Wealth in the United States is very unequally distributed and has been growing more so for the last 40 years. During the same 40 years that wealth inequality has been growing, investment intermediaries have also grown. Investment intermediaries manage the wealth of U.S. households. This Article argues that the simultaneous growth of wealth inequality and investment intermediaries is not coincidental. Rather, wealth inequality feeds the growth of investment intermediaries and investment intermediaries, in turn, feed the growth of wealth inequality.
The growth of wealth inequality in the last 40 years is not unique to the United States, though the inequality of the distribution of wealth in the United States has long been greater than that in other advanced economies, including Germany and Japan. Comparing corporate finance policy preferences in Germany and Japan to those in the United States sheds light on how the growth of investment intermediaries in the United States relates to the distribution of wealth.

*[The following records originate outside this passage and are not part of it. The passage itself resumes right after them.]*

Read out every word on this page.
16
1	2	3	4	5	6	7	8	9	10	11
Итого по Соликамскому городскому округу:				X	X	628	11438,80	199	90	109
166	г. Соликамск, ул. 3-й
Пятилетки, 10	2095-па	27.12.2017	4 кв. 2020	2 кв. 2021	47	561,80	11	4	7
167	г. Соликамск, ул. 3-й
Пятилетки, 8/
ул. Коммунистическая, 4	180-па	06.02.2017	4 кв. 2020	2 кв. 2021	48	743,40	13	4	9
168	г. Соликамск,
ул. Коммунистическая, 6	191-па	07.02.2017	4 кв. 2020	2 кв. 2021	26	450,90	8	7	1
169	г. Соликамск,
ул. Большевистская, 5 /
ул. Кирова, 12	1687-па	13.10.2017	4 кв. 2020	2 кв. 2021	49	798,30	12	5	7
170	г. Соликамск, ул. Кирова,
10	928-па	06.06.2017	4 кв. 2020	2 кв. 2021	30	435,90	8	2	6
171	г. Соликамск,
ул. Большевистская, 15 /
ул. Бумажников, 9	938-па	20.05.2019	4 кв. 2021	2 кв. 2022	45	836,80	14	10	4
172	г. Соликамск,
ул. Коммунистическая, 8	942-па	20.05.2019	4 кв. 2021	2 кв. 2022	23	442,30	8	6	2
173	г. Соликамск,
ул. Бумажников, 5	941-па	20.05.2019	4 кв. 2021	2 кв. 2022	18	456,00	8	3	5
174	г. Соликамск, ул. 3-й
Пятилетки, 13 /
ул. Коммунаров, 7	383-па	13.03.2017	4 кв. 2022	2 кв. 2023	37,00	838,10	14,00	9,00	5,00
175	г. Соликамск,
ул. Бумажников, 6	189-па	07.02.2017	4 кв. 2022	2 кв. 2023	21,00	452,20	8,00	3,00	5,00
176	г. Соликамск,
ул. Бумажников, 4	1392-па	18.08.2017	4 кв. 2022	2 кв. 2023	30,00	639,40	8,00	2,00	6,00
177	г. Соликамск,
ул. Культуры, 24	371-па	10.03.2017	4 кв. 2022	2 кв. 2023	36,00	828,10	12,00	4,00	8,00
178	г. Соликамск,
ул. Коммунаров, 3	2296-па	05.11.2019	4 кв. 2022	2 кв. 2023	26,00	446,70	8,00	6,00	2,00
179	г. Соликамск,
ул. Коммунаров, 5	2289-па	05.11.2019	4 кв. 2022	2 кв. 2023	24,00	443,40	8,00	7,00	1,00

Unlike their counterparts in Germany and Japan, U.S. policymakers have long favored capital market financing for U.S. businesses. Regulation has focused on supporting the markets while protecting investors. One unforeseen result of this policy focus has been the development of a unique ecosystem of public market intermediaries—mutual funds and hedge funds—that are unequally available to investors depending on the investor’s wealth. The unequal availability of investment intermediaries ties the capital markets to the distribution of wealth.